# Benchmark NICE as calibration method

In [1]:
%load_ext autoreload

In [2]:
%autoreload 1

In [3]:
import os
import sys
import time
import importlib
import collections
sys.path.append('..')

import numpy as np
import pandas as pd
import matplotlib.pyplot as plt
from scipy.special import softmax
from sklearn.isotonic import IsotonicRegression
import tensorflow as tf
from tensorflow.keras.models import Model
from tensorflow.keras.layers import Activation, Input

pd.set_option('colheader_justify', 'center')

%aimport utils
%aimport utils.ops
%aimport utils.metrics
%aimport utils.visualization
%aimport utils.data
%aimport flows.nice
%aimport flows.normalizing_flows
%aimport calibrators
from utils.ops import onehot_encode, optim_temperature, detection_log_likelihood_ratios
from utils.metrics import neg_log_likelihood, accuracy, expected_calibration_error
from utils.visualization import plot_pdf_simplex, plot_prob_simplex, reliability_plot, ECE_plot
from utils.data import get_cifar10
from flows.nice import NiceFlow
from calibrators import PAVCalibrator, NiceCalibrator, TempScalingCalibrator, MLRCalibrator, PlanarFlowCalibrator, DummyCalibrator

In [4]:
def highlight_max(s):
    is_max = s == s.max()
    return ['font-weight: bold' if v else '' for v in is_max]

In [5]:
def highlight_min(s):
    is_min = s == s.min()
    return ['font-weight: bold' if v else '' for v in is_min]

## CIFAR-100

In [6]:
models = [
    'wide-resnet-28x10',
    'densenet-121',
    'densenet-169',
    'resnet-101',
    'vgg-19',
    'preactresnet-18',
    'preactresnet-164',
    'resnext-29_8x16',
    'wide-resnet-40x10',
]

In [7]:
def score(calibrator, logits, target):
    probs = calibrator.predict(logits)
    nll = neg_log_likelihood(probs, target)
    ece = expected_calibration_error(probs, target, bins=15)
    acc = accuracy(probs, target)
    
    metrics = {
        'NLL': nll,
        'ECE': ece,
        'Accuracy': acc,
    }
    
    return metrics

In [8]:
def train_calibrator(Calibrator, logits, target):
    cal = Calibrator(logits, target)
    return cal

In [9]:
def train_and_evaluate_calibrators(logits, target, test_logits, test_target, calibrators, **kwargs):
    ## Train NICE on test set to obtain NLLmin
    nice_ref_cal = NiceCalibrator(test_logits, test_target, **kwargs['nice_ref_args'])
    ref_results = score(nice_ref_cal, test_logits, test_target)
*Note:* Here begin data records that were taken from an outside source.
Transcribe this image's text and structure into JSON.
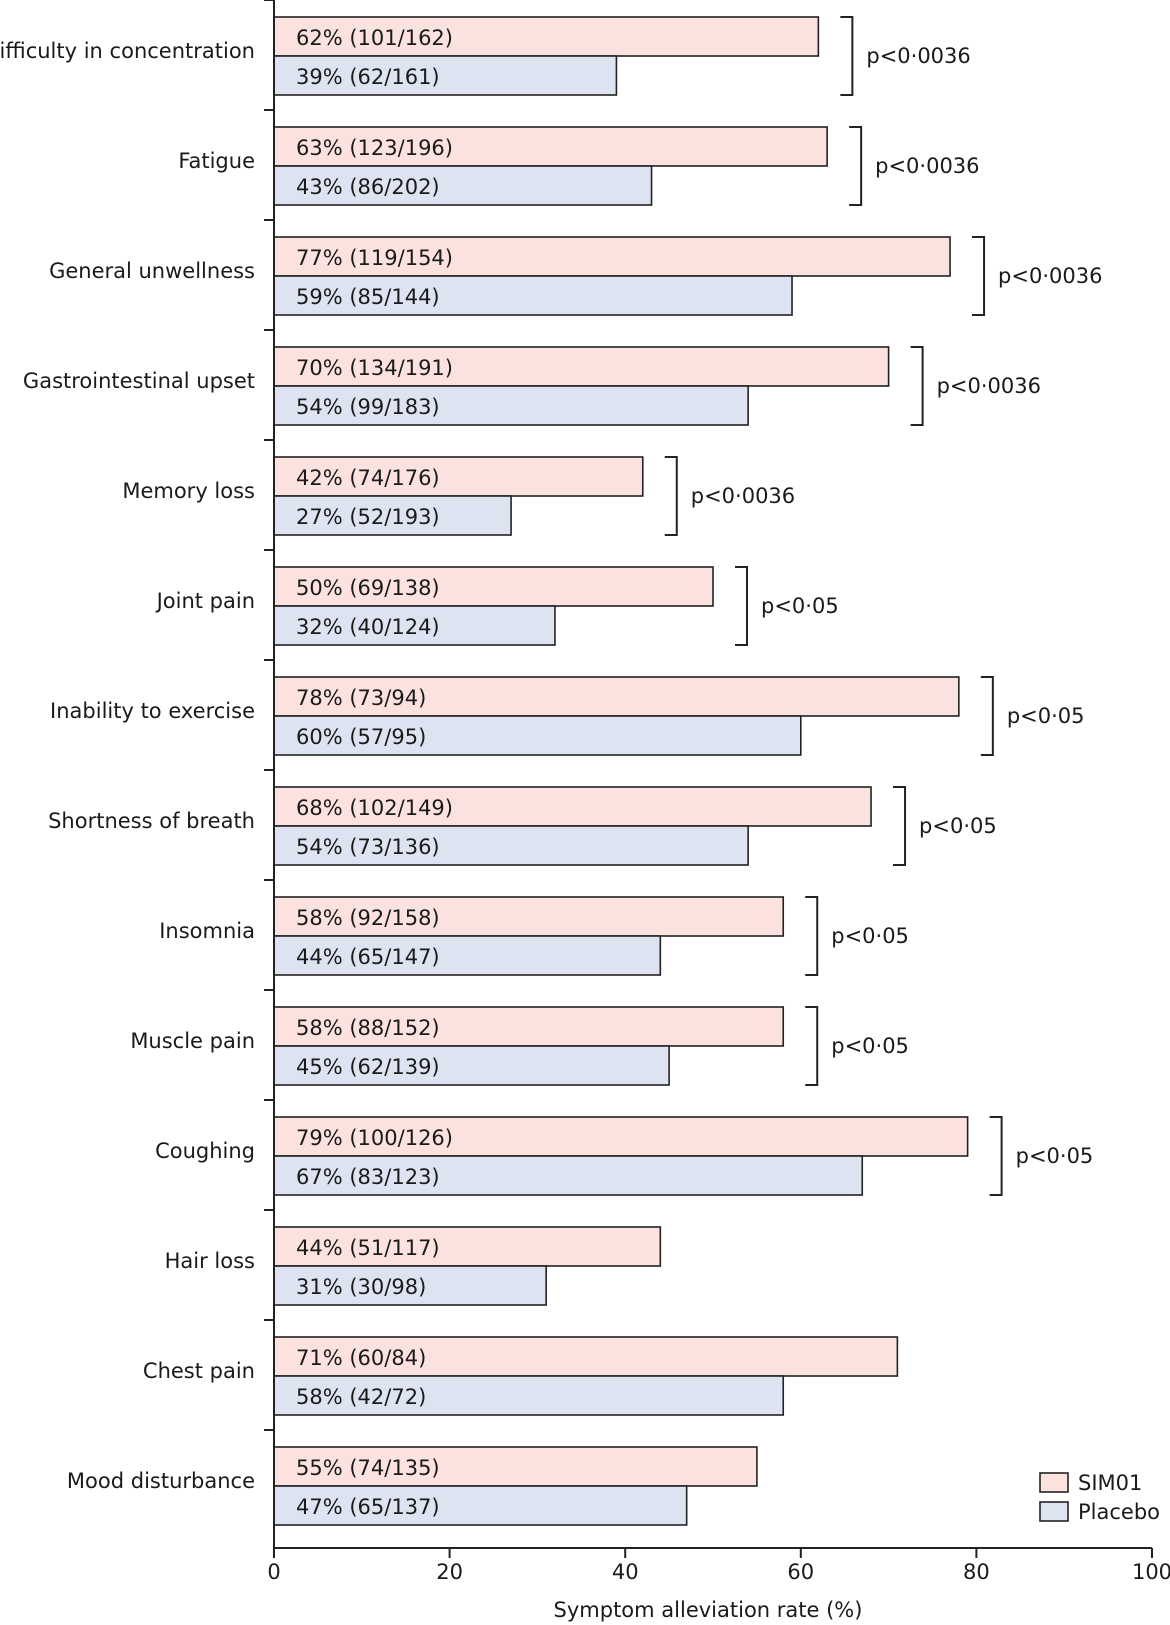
{
  "chart_data": {
    "type": "bar",
    "orientation": "horizontal",
    "xlabel": "Symptom alleviation rate (%)",
    "xlim": [
      0,
      100
    ],
    "xticks": [
      0,
      20,
      40,
      60,
      80,
      100
    ],
    "grid": false,
    "legend_position": "bottom-right",
    "colors": {
      "SIM01": "#fbe2df",
      "Placebo": "#dde3f1"
    },
    "series_names": [
      "SIM01",
      "Placebo"
    ],
    "categories": [
      {
        "label": "Difficulty in concentration",
        "sim": 62,
        "sim_text": "62% (101/162)",
        "placebo": 39,
        "placebo_text": "39% (62/161)",
        "p": "p<0·0036"
      },
      {
        "label": "Fatigue",
        "sim": 63,
        "sim_text": "63% (123/196)",
        "placebo": 43,
        "placebo_text": "43% (86/202)",
        "p": "p<0·0036"
      },
      {
        "label": "General unwellness",
        "sim": 77,
        "sim_text": "77% (119/154)",
        "placebo": 59,
        "placebo_text": "59% (85/144)",
        "p": "p<0·0036"
      },
      {
        "label": "Gastrointestinal upset",
        "sim": 70,
        "sim_text": "70% (134/191)",
        "placebo": 54,
        "placebo_text": "54% (99/183)",
        "p": "p<0·0036"
      },
      {
        "label": "Memory loss",
        "sim": 42,
        "sim_text": "42% (74/176)",
        "placebo": 27,
        "placebo_text": "27% (52/193)",
        "p": "p<0·0036"
      },
      {
        "label": "Joint pain",
        "sim": 50,
        "sim_text": "50% (69/138)",
        "placebo": 32,
        "placebo_text": "32% (40/124)",
        "p": "p<0·05"
      },
      {
        "label": "Inability to exercise",
        "sim": 78,
        "sim_text": "78% (73/94)",
        "placebo": 60,
        "placebo_text": "60% (57/95)",
        "p": "p<0·05"
      },
      {
        "label": "Shortness of breath",
        "sim": 68,
        "sim_text": "68% (102/149)",
        "placebo": 54,
        "placebo_text": "54% (73/136)",
        "p": "p<0·05"
      },
      {
        "label": "Insomnia",
        "sim": 58,
        "sim_text": "58% (92/158)",
        "placebo": 44,
        "placebo_text": "44% (65/147)",
        "p": "p<0·05"
      },
      {
        "label": "Muscle pain",
        "sim": 58,
        "sim_text": "58% (88/152)",
        "placebo": 45,
        "placebo_text": "45% (62/139)",
        "p": "p<0·05"
      },
      {
        "label": "Coughing",
        "sim": 79,
        "sim_text": "79% (100/126)",
        "placebo": 67,
        "placebo_text": "67% (83/123)",
        "p": "p<0·05"
      },
      {
        "label": "Hair loss",
        "sim": 44,
        "sim_text": "44% (51/117)",
        "placebo": 31,
        "placebo_text": "31% (30/98)",
        "p": ""
      },
      {
        "label": "Chest pain",
        "sim": 71,
        "sim_text": "71% (60/84)",
        "placebo": 58,
        "placebo_text": "58% (42/72)",
        "p": ""
      },
      {
        "label": "Mood disturbance",
        "sim": 55,
        "sim_text": "55% (74/135)",
        "placebo": 47,
        "placebo_text": "47% (65/137)",
        "p": ""
      }
    ]
  }
}
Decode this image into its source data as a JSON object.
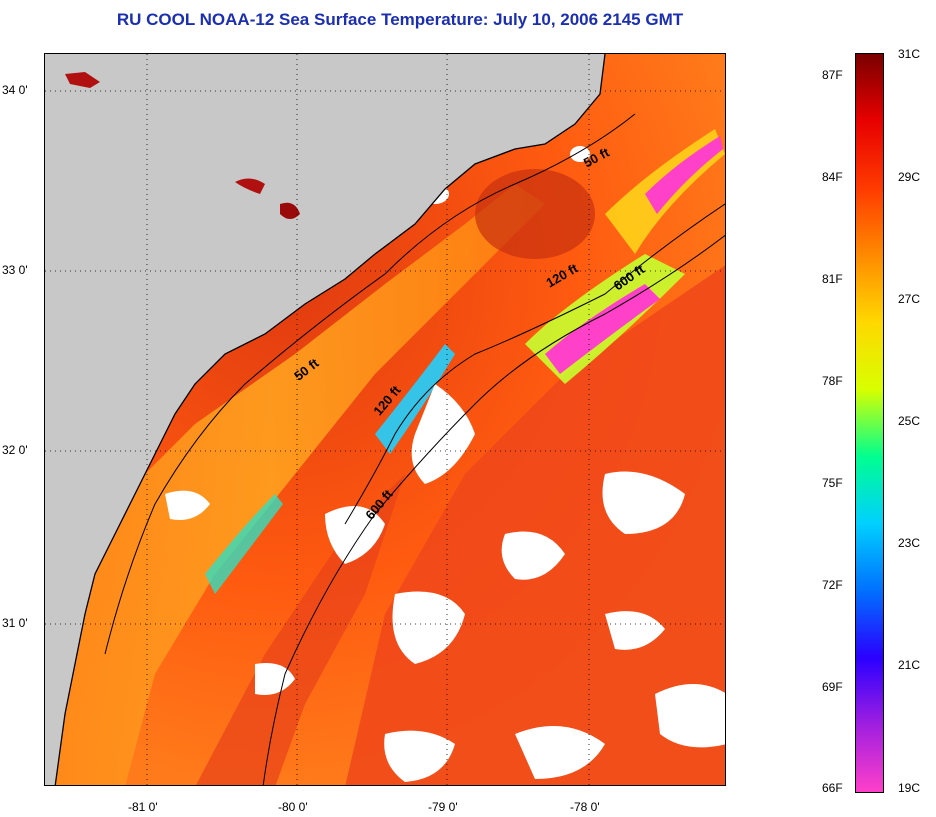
{
  "title": "RU COOL  NOAA-12  Sea Surface Temperature:  July 10, 2006 2145 GMT",
  "latitude_labels": [
    "34 0'",
    "33 0'",
    "32 0'",
    "31 0'"
  ],
  "longitude_labels": [
    "-81 0'",
    "-80 0'",
    "-79 0'",
    "-78 0'"
  ],
  "depth_contour_labels": [
    "50 ft",
    "50 ft",
    "120 ft",
    "120 ft",
    "600 ft",
    "600 ft"
  ],
  "colorbar": {
    "fahrenheit_labels": [
      "87F",
      "84F",
      "81F",
      "78F",
      "75F",
      "72F",
      "69F",
      "66F"
    ],
    "celsius_labels": [
      "31C",
      "29C",
      "27C",
      "25C",
      "23C",
      "21C",
      "19C"
    ],
    "colors": [
      "#ff3fc9",
      "#a01fe0",
      "#2a00ff",
      "#0070ff",
      "#00d0ff",
      "#00ff90",
      "#d8ff00",
      "#ffd800",
      "#ff8a00",
      "#ff3a00",
      "#e80000",
      "#7a0000"
    ]
  },
  "legend_colors": {
    "land": "#c8c8c8",
    "cloud": "#ffffff",
    "coastline": "#000000"
  }
}
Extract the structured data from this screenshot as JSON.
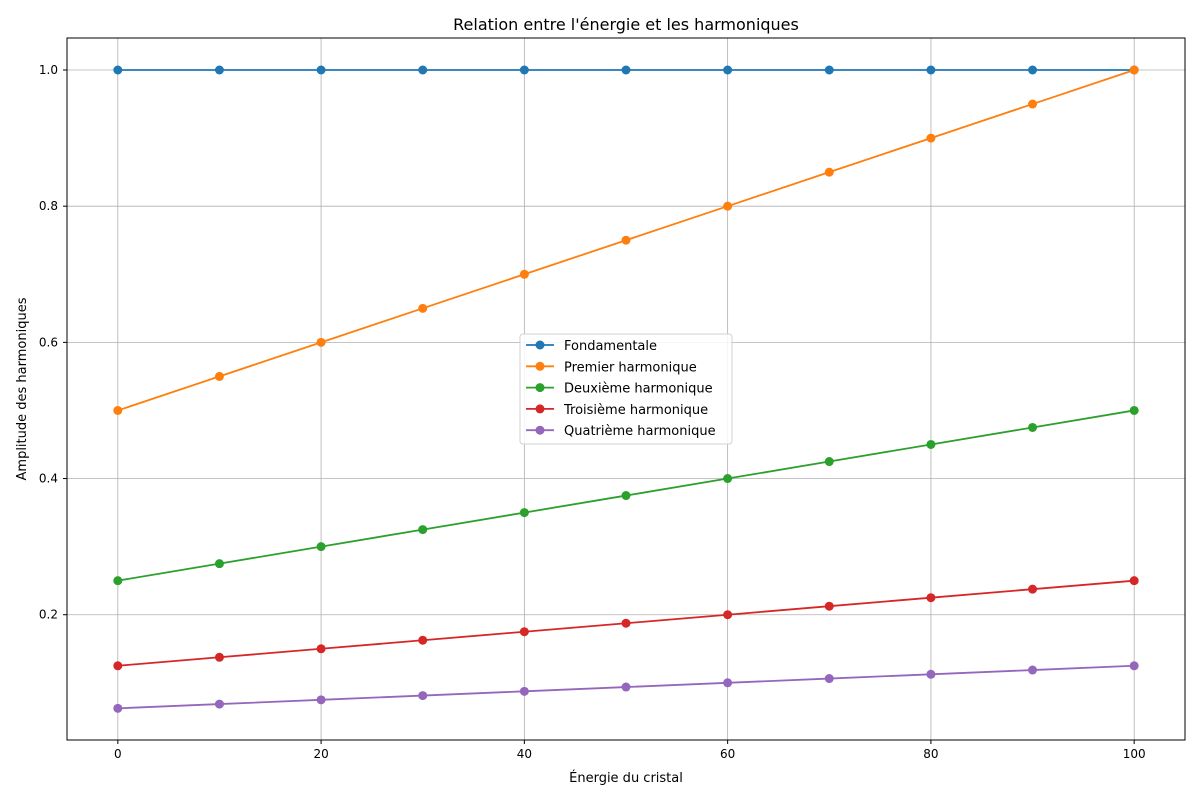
{
  "chart_data": {
    "type": "line",
    "title": "Relation entre l'énergie et les harmoniques",
    "xlabel": "Énergie du cristal",
    "ylabel": "Amplitude des harmoniques",
    "x": [
      0,
      10,
      20,
      30,
      40,
      50,
      60,
      70,
      80,
      90,
      100
    ],
    "xlim": [
      -5,
      105
    ],
    "ylim": [
      0.016,
      1.047
    ],
    "xticks": [
      0,
      20,
      40,
      60,
      80,
      100
    ],
    "xtick_labels": [
      "0",
      "20",
      "40",
      "60",
      "80",
      "100"
    ],
    "yticks": [
      0.2,
      0.4,
      0.6,
      0.8,
      1.0
    ],
    "ytick_labels": [
      "0.2",
      "0.4",
      "0.6",
      "0.8",
      "1.0"
    ],
    "grid": true,
    "legend_position": "center",
    "series": [
      {
        "name": "Fondamentale",
        "color": "#1f77b4",
        "values": [
          1.0,
          1.0,
          1.0,
          1.0,
          1.0,
          1.0,
          1.0,
          1.0,
          1.0,
          1.0,
          1.0
        ]
      },
      {
        "name": "Premier harmonique",
        "color": "#ff7f0e",
        "values": [
          0.5,
          0.55,
          0.6,
          0.65,
          0.7,
          0.75,
          0.8,
          0.85,
          0.9,
          0.95,
          1.0
        ]
      },
      {
        "name": "Deuxième harmonique",
        "color": "#2ca02c",
        "values": [
          0.25,
          0.275,
          0.3,
          0.325,
          0.35,
          0.375,
          0.4,
          0.425,
          0.45,
          0.475,
          0.5
        ]
      },
      {
        "name": "Troisième harmonique",
        "color": "#d62728",
        "values": [
          0.125,
          0.1375,
          0.15,
          0.1625,
          0.175,
          0.1875,
          0.2,
          0.2125,
          0.225,
          0.2375,
          0.25
        ]
      },
      {
        "name": "Quatrième harmonique",
        "color": "#9467bd",
        "values": [
          0.0625,
          0.06875,
          0.075,
          0.08125,
          0.0875,
          0.09375,
          0.1,
          0.10625,
          0.1125,
          0.11875,
          0.125
        ]
      }
    ]
  }
}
    results = collections.OrderedDict()
    for cal, Calibrator in calibrators.items():
        t0 = time.time()
        model = train_calibrator(Calibrator, logits, target)
        t1 = time.time() - t0
        results[cal] = {'Training time': t1,
                        'Validation': score(model, logits, target),
                        'Test': score(model, test_logits, test_target)}
    
    return results, ref_results

In [10]:
results = collections.OrderedDict()
ref_results = collections.OrderedDict()

calibrators = {
    'Uncalibrated': DummyCalibrator,
    'Temp-Scaling': TempScalingCalibrator,
    'MLR': MLRCalibrator,
}

nice_args = [
    {
        'layers': 2,
        'hidden_size': [2],
        'epochs': 500,
    }, {
        'layers': 2,
        'hidden_size': [5],
        'epochs': 500,
    }, {
        'layers': 3,
        'hidden_size': [5],
        'epochs': 500,
    },
]

planar_args = [
    {
        'layers': 5,
        'epochs': 1000,
    },{
        'layers': 10,
        'epochs': 1000,
    },{
        'layers': 20,
        'epochs': 1000,
    }
    
]
    

for nice in nice_args:
    name = 'NICE_l{}_hs{}'.format(nice['layers'], nice['hidden_size'])
    calibrators[name] = lambda logits, target: NiceCalibrator(logits, target, **nice)

for planar in planar_args:
    name = 'Planar_l{}'.format(planar['layers'])
    calibrators[name] = lambda logits, target: PlanarFlowCalibrator(logits, target, **planar)
    

nice_ref_args = {
    'layers': 4,
    'hidden_size': [100, 100],
    'epochs': 1000,
}

kwargs = {
    'nice_ref_args': nice_ref_args,
}

for model in models:
    data_path = os.path.join('../data', model+'_cifar100')
    prefix = os.path.join(data_path, 'cifar100_'+model)
    
    logits = np.load(prefix + '_logit_prediction_valid.npy')
    test_logits = np.load(prefix + '_logit_prediction_test.npy')
    
    target = np.load(prefix + '_true_valid.npy')
    test_target = np.load(prefix + '_true_test.npy')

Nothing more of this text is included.